In the field of natural language to SQL (NL2SQL), significant progress has been made with large pre-trained language models. However, these models still have deficiencies in terms of their ability to generalize, particularly in open-source Large Language Models (LLMs). Additionally, most research efforts tend to overlook the impact of key column information and data table content on the accuracy of queries during the SQL statement generation process. In this paper, we propose a staged, multi-strategy framework called Key Columns and Table Contents (KCTC). The framework is divided into two stages. Firstly, it uses fixed prompt content to extract SQL key column information from natural language questions, including selected columns and conditioned columns. It also formats the output of column information. Secondly, it combines variable prompt content to guide the model in generating SQL statements.
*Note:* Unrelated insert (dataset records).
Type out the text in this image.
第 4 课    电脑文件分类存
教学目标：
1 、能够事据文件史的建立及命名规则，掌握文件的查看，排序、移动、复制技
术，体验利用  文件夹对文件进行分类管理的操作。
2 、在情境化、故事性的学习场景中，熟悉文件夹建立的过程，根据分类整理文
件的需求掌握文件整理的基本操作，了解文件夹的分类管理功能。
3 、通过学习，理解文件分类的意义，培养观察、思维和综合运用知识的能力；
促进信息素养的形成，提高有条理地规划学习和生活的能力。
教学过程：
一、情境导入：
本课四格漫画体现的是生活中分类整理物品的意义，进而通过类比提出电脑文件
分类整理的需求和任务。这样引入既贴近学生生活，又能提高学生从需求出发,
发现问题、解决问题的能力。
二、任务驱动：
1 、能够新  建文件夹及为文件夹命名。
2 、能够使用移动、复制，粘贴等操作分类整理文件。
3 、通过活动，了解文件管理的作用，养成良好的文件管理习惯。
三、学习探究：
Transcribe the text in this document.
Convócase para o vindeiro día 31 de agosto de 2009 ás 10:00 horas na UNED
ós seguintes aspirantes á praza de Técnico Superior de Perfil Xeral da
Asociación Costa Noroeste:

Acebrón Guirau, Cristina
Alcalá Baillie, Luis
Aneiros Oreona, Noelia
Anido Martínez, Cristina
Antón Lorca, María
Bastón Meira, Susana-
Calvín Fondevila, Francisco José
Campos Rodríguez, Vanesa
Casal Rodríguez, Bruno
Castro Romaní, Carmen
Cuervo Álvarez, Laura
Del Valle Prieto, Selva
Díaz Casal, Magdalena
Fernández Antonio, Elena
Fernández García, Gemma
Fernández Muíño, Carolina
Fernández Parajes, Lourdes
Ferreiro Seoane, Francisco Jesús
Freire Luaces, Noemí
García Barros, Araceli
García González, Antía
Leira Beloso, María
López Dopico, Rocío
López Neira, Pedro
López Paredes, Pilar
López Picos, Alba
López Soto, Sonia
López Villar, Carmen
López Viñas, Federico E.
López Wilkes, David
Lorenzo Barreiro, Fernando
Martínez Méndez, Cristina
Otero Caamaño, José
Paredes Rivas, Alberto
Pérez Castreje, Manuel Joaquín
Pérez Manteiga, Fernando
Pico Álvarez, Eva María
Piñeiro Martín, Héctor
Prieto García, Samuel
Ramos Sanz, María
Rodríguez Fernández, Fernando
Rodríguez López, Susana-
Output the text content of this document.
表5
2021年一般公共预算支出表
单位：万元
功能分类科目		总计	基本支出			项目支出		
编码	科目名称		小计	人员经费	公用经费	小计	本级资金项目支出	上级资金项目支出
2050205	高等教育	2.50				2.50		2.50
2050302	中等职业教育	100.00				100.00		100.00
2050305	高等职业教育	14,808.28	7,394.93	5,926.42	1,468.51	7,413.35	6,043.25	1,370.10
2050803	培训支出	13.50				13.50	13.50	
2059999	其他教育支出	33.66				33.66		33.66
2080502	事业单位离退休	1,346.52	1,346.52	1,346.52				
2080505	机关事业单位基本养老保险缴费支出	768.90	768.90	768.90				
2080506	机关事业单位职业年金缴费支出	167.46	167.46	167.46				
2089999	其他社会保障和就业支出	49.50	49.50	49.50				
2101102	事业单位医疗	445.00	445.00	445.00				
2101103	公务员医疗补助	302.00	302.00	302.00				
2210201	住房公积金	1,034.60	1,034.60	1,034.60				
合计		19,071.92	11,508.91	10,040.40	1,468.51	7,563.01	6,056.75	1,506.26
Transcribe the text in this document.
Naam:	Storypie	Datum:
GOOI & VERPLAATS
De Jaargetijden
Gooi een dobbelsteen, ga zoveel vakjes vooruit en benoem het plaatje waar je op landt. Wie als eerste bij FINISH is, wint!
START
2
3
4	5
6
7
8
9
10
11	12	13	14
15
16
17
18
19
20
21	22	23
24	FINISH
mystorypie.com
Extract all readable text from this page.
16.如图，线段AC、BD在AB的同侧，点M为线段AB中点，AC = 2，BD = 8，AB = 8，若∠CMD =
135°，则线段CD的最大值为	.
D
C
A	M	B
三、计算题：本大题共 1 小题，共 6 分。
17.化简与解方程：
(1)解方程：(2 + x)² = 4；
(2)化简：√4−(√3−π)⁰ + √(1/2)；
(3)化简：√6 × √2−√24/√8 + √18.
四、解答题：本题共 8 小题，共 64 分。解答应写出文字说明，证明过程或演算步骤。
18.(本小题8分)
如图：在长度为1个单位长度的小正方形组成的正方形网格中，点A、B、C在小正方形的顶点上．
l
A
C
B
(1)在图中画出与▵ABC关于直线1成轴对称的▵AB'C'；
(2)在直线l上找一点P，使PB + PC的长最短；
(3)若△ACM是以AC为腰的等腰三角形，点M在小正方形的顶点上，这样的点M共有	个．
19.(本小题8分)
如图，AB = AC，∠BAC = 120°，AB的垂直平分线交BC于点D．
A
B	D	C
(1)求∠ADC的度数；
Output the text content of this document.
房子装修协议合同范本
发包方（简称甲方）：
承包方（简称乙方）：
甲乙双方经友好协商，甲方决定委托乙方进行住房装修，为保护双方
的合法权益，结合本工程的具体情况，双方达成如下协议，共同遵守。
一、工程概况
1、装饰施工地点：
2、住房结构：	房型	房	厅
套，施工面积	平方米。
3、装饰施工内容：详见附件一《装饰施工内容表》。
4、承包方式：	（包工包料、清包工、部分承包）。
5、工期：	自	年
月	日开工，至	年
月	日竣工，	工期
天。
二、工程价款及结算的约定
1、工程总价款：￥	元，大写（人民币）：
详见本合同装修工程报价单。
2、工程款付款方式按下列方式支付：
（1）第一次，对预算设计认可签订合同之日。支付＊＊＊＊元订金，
It uses the content of the data table for constraints to reduce the impact of errors in condition values on SQL statements. We conducted experiments on the Chinese dataset TableQA using several open-source LLMs. The results demonstrate that our method significantly improved the execution accuracy of SQL statements, with an average increase of 60.29% and reaching up to 91.22% accuracy. This result validates the effectiveness of our approach. © 2025 Institute of Electrical Engineers of Japan and Wiley Periodicals LLC.

查看原文本刊更多论文

基于开源大型语言模型的分阶段多策略框架，用于自然语言到SQL的生成

在自然语言到SQL （NL2SQL）领域，大型预训练语言模型已经取得了重大进展。然而，这些模型在泛化能力方面仍然存在缺陷，特别是在开源大型语言模型（llm）中。此外，大多数研究工作往往忽略了在SQL语句生成过程中键列信息和数据表内容对查询准确性的影响。在本文中，我们提出了一个分阶段的多策略框架，称为关键列和表内容（KCTC）。该框架分为两个阶段。首先，它使用固定的提示内容从自然语言问题中提取SQL关键列信息，包括选定列和条件列。它还格式化列信息的输出。其次，结合变量提示内容来指导模型生成SQL语句。它使用数据表的内容作为约束，以减少条件值错误对SQL语句的影响。我们使用几个开源llm对中文数据集TableQA进行了实验。结果表明，我们的方法显著提高了SQL语句的执行精度，平均提高了60.29%，准确率达到91.22%。这一结果验证了我们方法的有效性。©2025日本电气工程师协会和Wiley期刊有限责任公司。

本文章由计算机程序翻译，如有差异，请以英文原文为准。

求助全文

约1分钟内获得全文求助全文

来源期刊

IEEJ Transactions on Electrical and Electronic Engineering 工程技术-工程：电子与电气

CiteScore

2.70

自引率

10.00%

发文量

199

审稿时长

4.3 months

期刊介绍： IEEJ Transactions on Electrical and Electronic Engineering (hereinafter called TEEE ) publishes 6 times per year as an official journal of the Institute of Electrical Engineers of Japan (hereinafter "IEEJ"). This peer-reviewed journal contains original research papers and review articles on the most important and latest technological advances in core areas of Electrical and Electronic Engineering and in related disciplines. The journal also publishes short communications reporting on the results of the latest research activities TEEE ) aims to provide a new forum for IEEJ members in Japan as well as fellow researchers in Electrical and Electronic Engineering from around the world to exchange ideas and research findings.